We should have just been sad. It is a disgrace that we’re just getting around to that now. I felt sad after Nine Eleven. People found the roof over their heads and the floor beneath their feet cascading into the firey breath of the morning. I felt sad when I heard about a news crew going to Israel and getting some Palestinian children to cheer by giving them candy. I felt sad for the dead and for the dead to come. What I felt was a complete loss of control over the destiny of my country, an inability to have my argument with the Mortician-in-Chief be heard. No, we do not need the stainless steel coffin, Sir. We need to concentrate on the family finances, make sure that the future is cared for.
Time is needed to be able to describe what went through my brain. Time to take in the professed sadness and the more profound disinterest in the day. I felt the first programmed — the words just too easy to say and not have to defend — and the second downright appalling. How could no one feel about Nine Eleven and the everything that came after, the supposed world that had been changed? I marked higher temperatures, another stolen election, and continued resistance to the idea that the nation and its media were in need of reform. Everything was set into place by the time Nine Eleven happened and the expected occurred: artificial lines were drawn between patriots and “the rest of us”. Any discussion of what to do that did not include all out war was registered as either fanatical or coddling terrorism.
I had read Franz Fanon’s The Wretched of the Earth.

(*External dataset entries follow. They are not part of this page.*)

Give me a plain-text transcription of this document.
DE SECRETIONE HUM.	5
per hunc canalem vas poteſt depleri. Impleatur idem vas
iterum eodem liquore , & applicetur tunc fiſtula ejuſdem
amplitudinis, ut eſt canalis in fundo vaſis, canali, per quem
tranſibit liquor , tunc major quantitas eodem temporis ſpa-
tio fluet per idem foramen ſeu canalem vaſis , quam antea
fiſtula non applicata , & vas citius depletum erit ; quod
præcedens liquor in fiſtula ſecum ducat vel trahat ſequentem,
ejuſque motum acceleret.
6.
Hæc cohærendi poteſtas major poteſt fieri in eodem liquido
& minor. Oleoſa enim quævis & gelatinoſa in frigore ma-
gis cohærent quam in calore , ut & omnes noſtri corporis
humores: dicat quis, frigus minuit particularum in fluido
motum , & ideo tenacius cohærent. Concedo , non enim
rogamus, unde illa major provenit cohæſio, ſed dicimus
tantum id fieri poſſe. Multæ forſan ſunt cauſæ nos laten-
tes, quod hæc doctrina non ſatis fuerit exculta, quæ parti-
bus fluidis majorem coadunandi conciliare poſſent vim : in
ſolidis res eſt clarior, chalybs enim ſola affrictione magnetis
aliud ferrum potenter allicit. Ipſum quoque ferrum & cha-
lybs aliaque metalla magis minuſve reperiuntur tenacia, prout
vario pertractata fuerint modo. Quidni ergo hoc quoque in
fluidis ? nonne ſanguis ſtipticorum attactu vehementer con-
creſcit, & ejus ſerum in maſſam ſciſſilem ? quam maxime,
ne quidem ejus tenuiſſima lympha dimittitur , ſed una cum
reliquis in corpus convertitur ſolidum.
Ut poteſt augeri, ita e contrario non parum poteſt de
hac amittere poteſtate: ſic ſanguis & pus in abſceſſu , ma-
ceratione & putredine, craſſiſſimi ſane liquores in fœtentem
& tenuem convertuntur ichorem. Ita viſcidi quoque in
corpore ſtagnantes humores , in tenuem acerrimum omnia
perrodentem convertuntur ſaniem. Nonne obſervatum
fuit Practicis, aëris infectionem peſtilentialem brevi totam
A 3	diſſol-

From this I knew that what the terrorists really wanted was a reaction, a big reaction like a war, that would draw in new recruits just as Israel’s occupation of the West Bank created new recruiting opportunities for suicide bombers. “We don’t want to be bin Laden’s ally,” I said. No matter how stridently I said this, I kept getting called “a friend of terrorists”.
Now with legacy of our histrionics being the eddies of conflict in Iraq and new frontiers for Al Qaeda, many people have just lost the energy to care.
The lack of feeling or the presence of sharply deligned, almost programmed feeling is the tragedy of Nine Eleven. Norman Mailer said in an interview that he thought the most appalling thing Hitler wreaked on the Jews was a lasting sense of religious zealotry that caused Jews to lose the dispassion for which they’d been known for as scholars, theologians, and philosophers. The greatest thing bin Laden has wreaked on us is a hole of indifference in which blind patriots can scream and be heard. When we don’t let our emotions inform — rather than enthrall — our thinking and our thinking question our emotions, we become slaves of ennui and lose the compassion that can carry us through these worst of deadening times.
Nine Eleven: it means that there’s a national emergency underway. Our skeptic-o-meters should be screaming. Loudly, finally.